I finally decided to explain to him that I’m a writer and a lot of my work is done on spec which is short for speculative which means I do work for potential money but not real money. I tried to convince him that potential money is one step above Monopoly money because while Monopoly money may be colorful and tangible, it really can’t be traded in for real money. Unfortunately, The Boy considers potential money to be quite a few steps below Monopoly money for those exact same reasons — it’s colorful and tangible and can even be used to wipe spit-up in a pinch.

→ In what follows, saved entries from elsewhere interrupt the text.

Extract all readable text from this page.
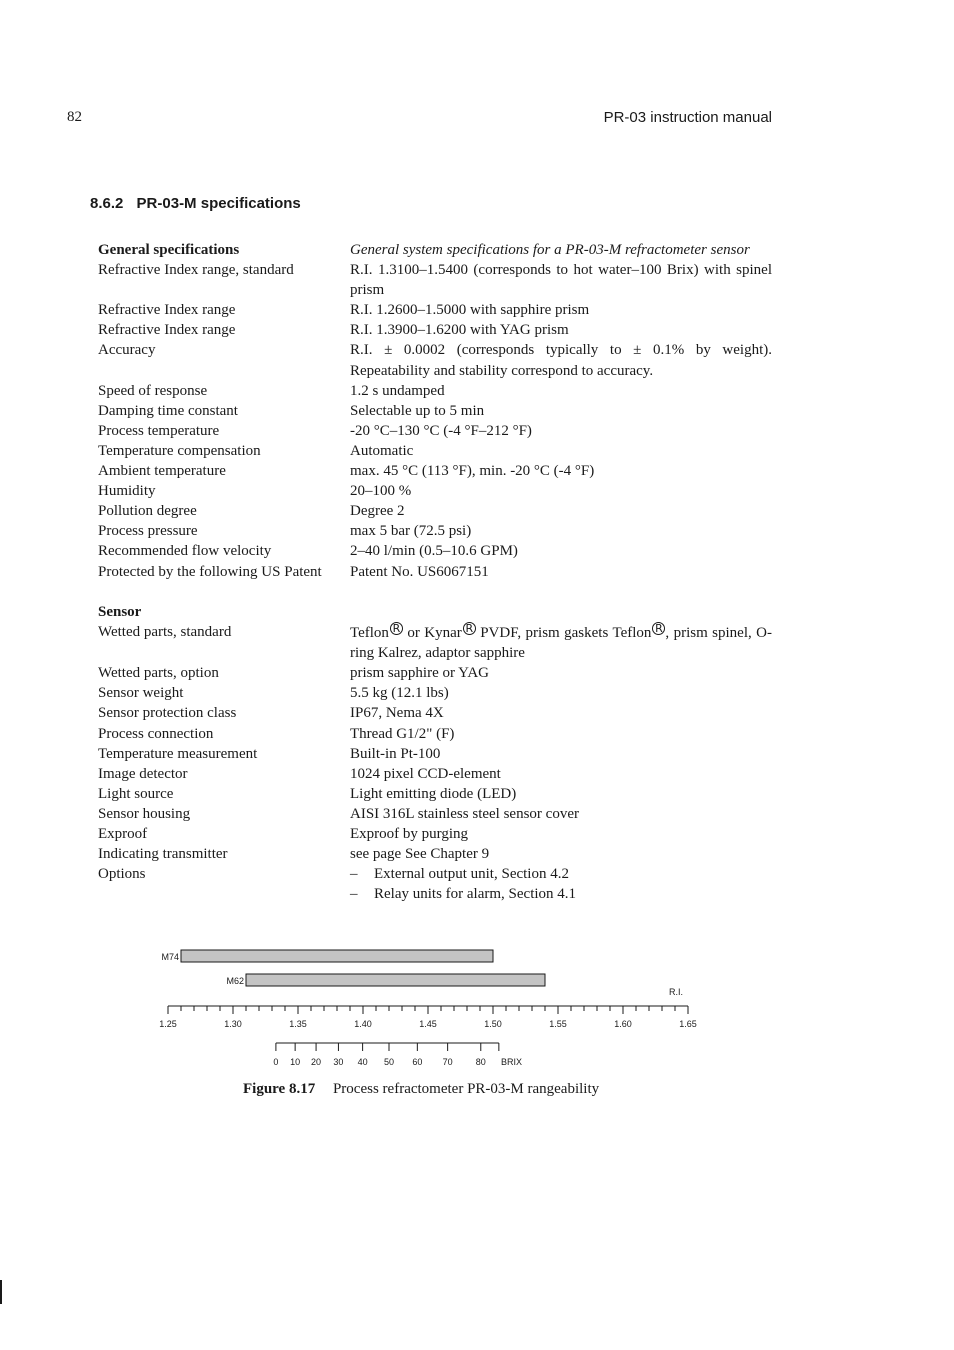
82	PR-03 instruction manual
8.6.2 PR-03-M specifications
General specifications	General system specifications for a PR-03-M refractometer sensor
Refractive Index range, standard	R.I. 1.3100–1.5400 (corresponds to hot water–100 Brix) with spinel prism
Refractive Index range	R.I. 1.2600–1.5000 with sapphire prism
Refractive Index range	R.I. 1.3900–1.6200 with YAG prism
Accuracy	R.I. ± 0.0002 (corresponds typically to ± 0.1% by weight). Repeatability and stability correspond to accuracy.
Speed of response	1.2 s undamped
Damping time constant	Selectable up to 5 min
Process temperature	-20 °C–130 °C (-4 °F–212 °F)
Temperature compensation	Automatic
Ambient temperature	max. 45 °C (113 °F), min. -20 °C (-4 °F)
Humidity	20–100 %
Pollution degree	Degree 2
Process pressure	max 5 bar (72.5 psi)
Recommended flow velocity	2–40 l/min (0.5–10.6 GPM)
Protected by the following US Patent	Patent No. US6067151
Sensor
Wetted parts, standard	Teflon R or Kynar R PVDF, prism gaskets Teflon R , prism spinel, O-ring Kalrez, adaptor sapphire
Wetted parts, option	prism sapphire or YAG
Sensor weight	5.5 kg (12.1 lbs)
Sensor protection class	IP67, Nema 4X
Process connection	Thread G1/2" (F)
Temperature measurement	Built-in Pt-100
Image detector	1024 pixel CCD-element
Light source	Light emitting diode (LED)
Sensor housing	AISI 316L stainless steel sensor cover
Exproof	Exproof by purging
Indicating transmitter	see page See Chapter 9
Options	–	External output unit, Section 4.2
–	Relay units for alarm, Section 4.1
M74
M62
1.25	1.30	1.35	1.40	1.45	1.50	1.55	1.60	1.65
R.I.
0 10 20 30 40 50 60 70	80 BRIX
Figure 8.17 Process refractometer PR-03-M rangeability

I went on to explain the idea of potential earnings with the classic analogy of the rubber band that Mr. Lawrence, my ninth grade physics teacher, used. When the rubber band is stretched taught there is potential energy stored in that rubber band; when the rubber band is released, the potential energy is converted into kinetic energy which can be used to put someone’s eye out. Kinetic energy is energy of motion I told him. My career, for example, is stretched nice and tight like a rubber band it’s chock full of potential energy but like that taut rubber band it ain’t going anywhere at the moment. One of these days, though, watch out! The world will have to don protective eyewear.
When I finished explaining all this to Enrico his eyes went to The Wife's breasts, and I had to assume he was thinking, “Let's turn those into some kinetic energy.” Then he simultaneously sneezed and filled his diaper – an impressive display of kinetic energy I must say. But whether it can earn us a paycheck remains to be seen.